During this time the moving average was introduced to remove periodic fluctuations in the time series, for example fluctuations due to seasonality. Herman Wold introduced ARMA (AutoRegressive Moving Average) models for stationary series, but was unable to derive a likelihood function to enable maximum likelihood (ML) estimation of the parameters.

It took until 1970 before this was accomplished. At that time, the classic book "Time Series Analysis" by G. E. P. Box and G. M. Jenkins came out, containing the full modeling procedure for individual series: specification, estimation, diagnostics and forecasting.

Nowadays, the so-called Box-Jenkins models are perhaps the most commonly used and many techniques used for forecasting and seasonal adjustment can be traced back to these models.

The first generalization was to accept multivariate ARMA models, among which especially VAR models (Vector AutoRegressive) have become popular. These techniques, however, are only applicable for stationary time series. However, especially economic time series often exhibit a rising trend suggesting non-stationarity, that is, a unit root.

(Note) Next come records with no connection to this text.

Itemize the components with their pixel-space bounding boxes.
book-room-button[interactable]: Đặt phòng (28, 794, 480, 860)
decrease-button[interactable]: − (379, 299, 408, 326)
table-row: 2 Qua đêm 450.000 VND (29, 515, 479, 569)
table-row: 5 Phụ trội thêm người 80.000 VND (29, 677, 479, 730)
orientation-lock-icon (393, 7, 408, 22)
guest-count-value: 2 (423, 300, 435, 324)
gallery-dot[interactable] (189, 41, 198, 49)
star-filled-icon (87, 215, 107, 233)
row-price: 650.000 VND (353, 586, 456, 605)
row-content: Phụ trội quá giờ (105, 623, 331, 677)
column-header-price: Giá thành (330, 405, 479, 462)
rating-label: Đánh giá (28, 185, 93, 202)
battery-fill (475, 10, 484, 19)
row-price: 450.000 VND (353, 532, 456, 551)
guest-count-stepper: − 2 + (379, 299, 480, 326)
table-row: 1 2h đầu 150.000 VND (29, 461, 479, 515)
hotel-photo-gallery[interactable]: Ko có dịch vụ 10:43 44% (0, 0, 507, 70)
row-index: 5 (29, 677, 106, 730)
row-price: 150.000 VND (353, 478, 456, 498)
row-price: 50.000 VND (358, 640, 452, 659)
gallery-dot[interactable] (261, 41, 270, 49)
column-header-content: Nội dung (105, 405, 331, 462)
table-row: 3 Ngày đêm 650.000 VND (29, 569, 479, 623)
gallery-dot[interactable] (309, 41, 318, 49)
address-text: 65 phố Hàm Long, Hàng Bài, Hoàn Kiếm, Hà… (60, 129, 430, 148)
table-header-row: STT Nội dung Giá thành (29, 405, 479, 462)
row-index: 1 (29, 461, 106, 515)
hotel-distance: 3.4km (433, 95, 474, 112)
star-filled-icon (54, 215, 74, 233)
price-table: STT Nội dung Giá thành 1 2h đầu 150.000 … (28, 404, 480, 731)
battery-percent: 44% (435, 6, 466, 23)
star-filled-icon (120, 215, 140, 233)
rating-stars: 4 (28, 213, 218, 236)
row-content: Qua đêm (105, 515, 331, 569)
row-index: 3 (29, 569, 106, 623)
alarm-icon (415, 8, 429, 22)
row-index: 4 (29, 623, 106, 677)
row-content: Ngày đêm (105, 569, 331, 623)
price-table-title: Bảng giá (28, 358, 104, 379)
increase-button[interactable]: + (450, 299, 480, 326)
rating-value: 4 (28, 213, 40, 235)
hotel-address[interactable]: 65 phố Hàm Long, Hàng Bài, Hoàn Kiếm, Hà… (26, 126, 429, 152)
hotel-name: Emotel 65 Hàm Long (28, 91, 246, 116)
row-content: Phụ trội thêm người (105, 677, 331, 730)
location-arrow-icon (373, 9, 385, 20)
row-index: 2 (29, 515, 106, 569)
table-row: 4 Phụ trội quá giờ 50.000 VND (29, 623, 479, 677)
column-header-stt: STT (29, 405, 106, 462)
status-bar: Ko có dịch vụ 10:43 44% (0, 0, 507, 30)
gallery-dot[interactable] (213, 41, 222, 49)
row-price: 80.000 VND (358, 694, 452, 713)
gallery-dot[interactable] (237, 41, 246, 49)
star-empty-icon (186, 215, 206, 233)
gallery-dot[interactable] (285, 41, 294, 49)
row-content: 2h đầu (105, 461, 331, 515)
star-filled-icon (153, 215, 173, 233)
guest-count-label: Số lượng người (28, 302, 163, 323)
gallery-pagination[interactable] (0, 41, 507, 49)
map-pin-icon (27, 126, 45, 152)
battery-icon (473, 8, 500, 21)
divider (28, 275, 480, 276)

Tests for unit roots developed mainly during the 1980:s. In the multivariate case, it was found that non-stationary time series could have a common unit root. These time series are called cointegrated time series and can be used in so called error-correction models within both long-term relationships and short-term dynamics are estimated.

ARCH and GARCH models

Another line of development in time series, originating from Box-Jenkins models, are the non-linear generalizations, mainly ARCH (AutoRegressive Conditional Heteroscedasticity) - and GARCH- (G = Generalized) models. These models allow parameterization and prediction of non-constant variance. These models have thus proved very useful for financial time series. The invention of them and the launch of the error correction model gave C. W. J Granger and R. F. Engle the Nobel Memorial Prize in Economic Sciences in 2003.

Other non-linear models impose time-varying parameters or parameters whose values changes when the process switches between different regimes. These models have proved useful for modeling many macroeconomic time series, which are widely considered to exhibit non-linear characteristics.